How to convert a string of a tuple into a list in python?

144 views Asked by At

So the title sounds odd because perhaps my problem is odd... I have a .txt file with thousands of lines of machine output from a different program in the following format:

candidates(6,1,0,5,[ev(-1000,'C0009814','Stenosis','Acquired stenosis',[stenosis],[patf])])

Essentially we have 'candidates' marking the start of a tuple, and 'ev' marking the start of a second tuple inside of a single element list. When I read all of this into python from the file, it reads in as a string. But I need an object so I can access the nth index of the tuple. Truly, I would be happy just finding a way to consistently get the last value of the ev() tuple from this string, in this case 'patf'.

I had considered just splitting on ',' but this is not always successful because the list inside the list '[stenosis]', can sometimes have values like '[regurgitation, aortic]'. That extra ',' throws off the list index by 1 and therefore it return 'aortic]' instead of '[patf]'.

Please let me know if I can clarify anything or if I took some piece of knowledge for granted that needs to be said before this can be solved. Many thanks. I also included a second examples below that illustrates the problem of splitting on ','.

candidates(8,1,0,7,[ev(-875,'C0003501','Aortic Valve','Aortic valve structure',[aortic,valve],[bpoc])])

Edit: The object doesn't need to be a list, I guess. A tuple of the same format works well. Just as long as I can consistently reference one index for the info I need. Thanks!

Edit 2: I use python 2.7.6

3

There are 3 answers

3
Christian Aichinger On

If your data is always formatted the same way, the quickest way is to use regular expressions (module re), if you know how to.

Otherwise, and this is quite an unsightly hack, you can try to "parse" the data using eval.

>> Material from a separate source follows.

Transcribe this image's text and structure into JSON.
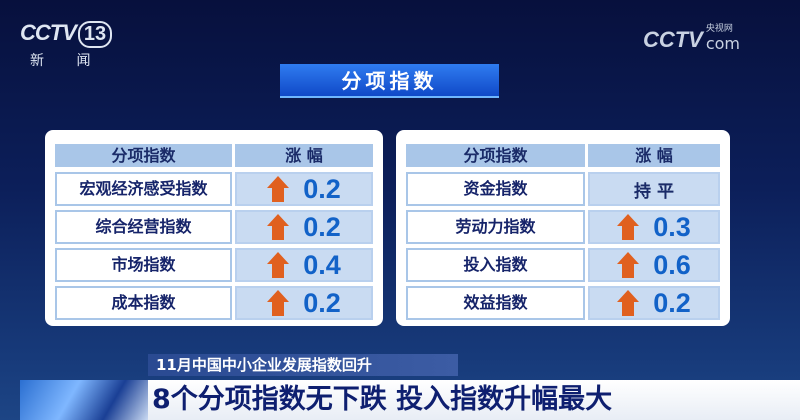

Here's an example:

eval_globals = {
    "candidates": lambda *args: args,
    "ev": lambda *args: args,
    "aortic": "aortic",
    "valve": "valve",
    "bpoc": "bpoc",
    # Add more of the keywords you need here
}
result = eval(line, eval_globals)        
0
ssm On

Just split on [. So you can do s.split('[')[-1].split(']')[0] where s is a line from the file ...

1
roippi On

You have a nested grammar that you're trying to parse. Albeit it is narrowly scoped, so regex could be constructed to deal with it, but it's going to be fragile. Like, really fragile.

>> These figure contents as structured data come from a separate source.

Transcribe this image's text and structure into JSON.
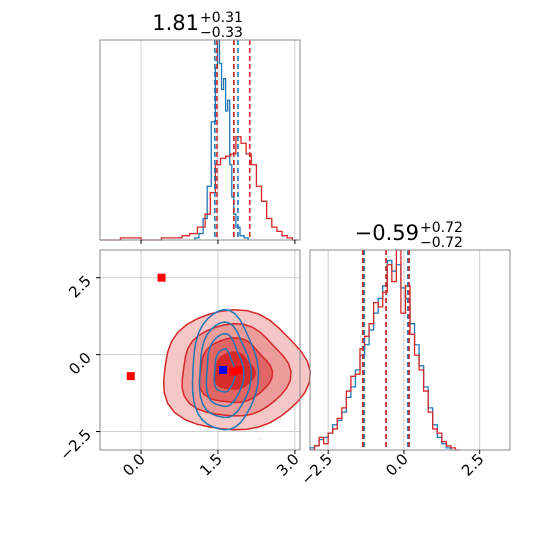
{
  "chart_data": [
    {
      "type": "histogram",
      "panel": "marginal-x",
      "title": {
        "median": "1.81",
        "plus": "+0.31",
        "minus": "−0.33"
      },
      "xlim": [
        -0.8,
        3.1
      ],
      "xticks": [
        0.0,
        1.5,
        3.0
      ],
      "grid": true,
      "series": [
        {
          "color": "#1f77b4",
          "edges": [
            1.05,
            1.13,
            1.21,
            1.29,
            1.37,
            1.45,
            1.49,
            1.53,
            1.57,
            1.61,
            1.65,
            1.69,
            1.73,
            1.77,
            1.81,
            1.85,
            1.93,
            2.01,
            2.09
          ],
          "counts": [
            1,
            3,
            10,
            25,
            55,
            80,
            93,
            82,
            70,
            75,
            60,
            65,
            35,
            20,
            12,
            6,
            2,
            1
          ]
        },
        {
          "color": "#d62728",
          "edges": [
            -0.8,
            -0.4,
            0.0,
            0.4,
            0.8,
            0.95,
            1.1,
            1.25,
            1.35,
            1.45,
            1.55,
            1.65,
            1.75,
            1.85,
            1.95,
            2.05,
            2.15,
            2.25,
            2.35,
            2.45,
            2.55,
            2.65,
            2.75,
            2.85,
            2.95,
            3.05
          ],
          "counts": [
            0,
            1,
            0,
            1,
            2,
            3,
            6,
            12,
            22,
            35,
            38,
            39,
            40,
            48,
            45,
            40,
            35,
            25,
            18,
            10,
            6,
            4,
            2,
            1,
            0
          ]
        }
      ],
      "quantile_lines": [
        {
          "color": "#1f77b4",
          "values": [
            1.44,
            1.81,
            1.89
          ]
        },
        {
          "color": "#d62728",
          "values": [
            1.48,
            1.81,
            2.12
          ]
        }
      ]
    },
    {
      "type": "histogram",
      "panel": "marginal-y",
      "title": {
        "median": "−0.59",
        "plus": "+0.72",
        "minus": "−0.72"
      },
      "xlim": [
        -3.1,
        3.5
      ],
      "xticks": [
        -2.5,
        0.0,
        2.5
      ],
      "xtick_labels": [
        "−2.5",
        "0.0",
        "2.5"
      ],
      "grid": true,
      "series": [
        {
          "color": "#1f77b4",
          "edges": [
            -3.1,
            -2.95,
            -2.8,
            -2.65,
            -2.5,
            -2.35,
            -2.2,
            -2.05,
            -1.9,
            -1.75,
            -1.6,
            -1.45,
            -1.3,
            -1.15,
            -1.0,
            -0.85,
            -0.7,
            -0.55,
            -0.4,
            -0.25,
            -0.1,
            0.05,
            0.2,
            0.35,
            0.5,
            0.65,
            0.8,
            0.95,
            1.1,
            1.25,
            1.4,
            1.55
          ],
          "counts": [
            1,
            2,
            5,
            6,
            8,
            12,
            14,
            18,
            25,
            30,
            38,
            45,
            50,
            57,
            65,
            72,
            78,
            90,
            85,
            88,
            77,
            72,
            60,
            50,
            40,
            30,
            20,
            12,
            6,
            3,
            1
          ]
        },
        {
          "color": "#d62728",
          "edges": [
            -3.1,
            -2.95,
            -2.8,
            -2.65,
            -2.5,
            -2.35,
            -2.2,
            -2.05,
            -1.9,
            -1.75,
            -1.6,
            -1.45,
            -1.3,
            -1.15,
            -1.0,
            -0.85,
            -0.7,
            -0.55,
            -0.4,
            -0.25,
            -0.1,
            0.05,
            0.2,
            0.35,
            0.5,
            0.65,
            0.8,
            0.95,
            1.1,
            1.25,
            1.4,
            1.55,
            1.7,
            1.85
          ],
          "counts": [
            0,
            2,
            6,
            3,
            8,
            10,
            15,
            20,
            28,
            35,
            36,
            48,
            54,
            60,
            70,
            68,
            75,
            88,
            80,
            95,
            65,
            78,
            55,
            45,
            38,
            28,
            18,
            10,
            8,
            4,
            2,
            1,
            0
          ]
        }
      ],
      "quantile_lines": [
        {
          "color": "#1f77b4",
          "values": [
            -1.31,
            -0.59,
            0.13
          ]
        },
        {
          "color": "#d62728",
          "values": [
            -1.36,
            -0.59,
            0.17
          ]
        }
      ]
    },
    {
      "type": "contour",
      "panel": "joint",
      "xlim": [
        -0.8,
        3.1
      ],
      "ylim": [
        -3.1,
        3.4
      ],
      "xticks": [
        0.0,
        1.5,
        3.0
      ],
      "yticks": [
        -2.5,
        0.0,
        2.5
      ],
      "ytick_labels": [
        "−2.5",
        "0.0",
        "2.5"
      ],
      "grid": true,
      "series": [
        {
          "color": "#d62728",
          "center": [
            1.81,
            -0.55
          ],
          "radii": [
            [
              1.42,
              1.95
            ],
            [
              1.05,
              1.5
            ],
            [
              0.7,
              1.05
            ],
            [
              0.38,
              0.6
            ]
          ]
        },
        {
          "color": "#1f77b4",
          "center": [
            1.62,
            -0.55
          ],
          "radii": [
            [
              0.64,
              1.95
            ],
            [
              0.5,
              1.55
            ],
            [
              0.36,
              1.18
            ],
            [
              0.2,
              0.7
            ]
          ]
        }
      ],
      "markers": [
        {
          "color": "#ff0000",
          "x": 0.4,
          "y": 2.5
        },
        {
          "color": "#ff0000",
          "x": -0.2,
          "y": -0.7
        },
        {
          "color": "#ff0000",
          "x": 1.8,
          "y": -0.55
        },
        {
          "color": "#ff0000",
          "x": 1.9,
          "y": -0.5
        },
        {
          "color": "#0000ff",
          "x": 1.6,
          "y": -0.5
        }
      ]
    }
  ]
}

Try using ast. This gets a little complex so I'll try to walk (haha) through an an example. If you want the tl;dr, skip to the middle/end.

We're looking for a name in a list node, so we can start there.

import ast

s = "candidates(6,1,0,5,[ev(-1000,'C0009814','Stenosis','Acquired stenosis',[stenosis],[patf])])"

mod = ast.parse(s)

for node in ast.walk(mod):
    if isinstance(node, ast.List):
        print(node, list(ast.iter_child_nodes(node)))

<_ast.List object at 0xb3f2ddec> [<_ast.Call object at 0xb3f2de0c>, <_ast.Load object at 0xb712756c>]
<_ast.List object at 0xb3f2deec> [<_ast.Name object at 0xb3f2df0c>, <_ast.Load object at 0xb712756c>]
<_ast.List object at 0xb3f2df2c> [<_ast.Name object at 0xb3f2df4c>, <_ast.Load object at 0xb712756c>]

We see that there are three ast.List nodes in our syntax tree. The first one is going to be the outer list that calls ev, and the two inner ones are going to contain those bare ast.Name nodes. That's what we want to get at - you specifically want the second one.


tl;dr skips here

We can make this all a lot more straightforward, I'm just walking through how I personally explored this syntax tree. Here's a one-ish-liner:

s = "candidates(6,1,0,5,[ev(-1000,'C0009814','Stenosis','Acquired stenosis',[stenosis],[patf])])"

mod = ast.parse(s)

[next(ast.iter_fields(node)) for node in ast.walk(mod) if isinstance(node, ast.Name)]
Out[62]: [('id', 'candidates'), ('id', 'ev'), ('id', 'stenosis'), ('id', 'patf')]

So just grab the second index of the last element of that, there's your string. This approach works for your other example too:

s = "candidates(8,1,0,7,[ev(-875,'C0003501','Aortic Valve','Aortic valve structure',[aortic,valve],[bpoc])])"

mod = ast.parse(s)

[next(ast.iter_fields(node)) for node in ast.walk(mod) if isinstance(node, ast.Name)]
Out[65]: 
[('id', 'candidates'),
 ('id', 'ev'),
 ('id', 'aortic'),
 ('id', 'valve'),
 ('id', 'bpoc')]

You can use this approach to grab really any element you want out of that syntax tree. Just explore the output of ast.walk with ast.iter_fields and ast.iter_child_nodes.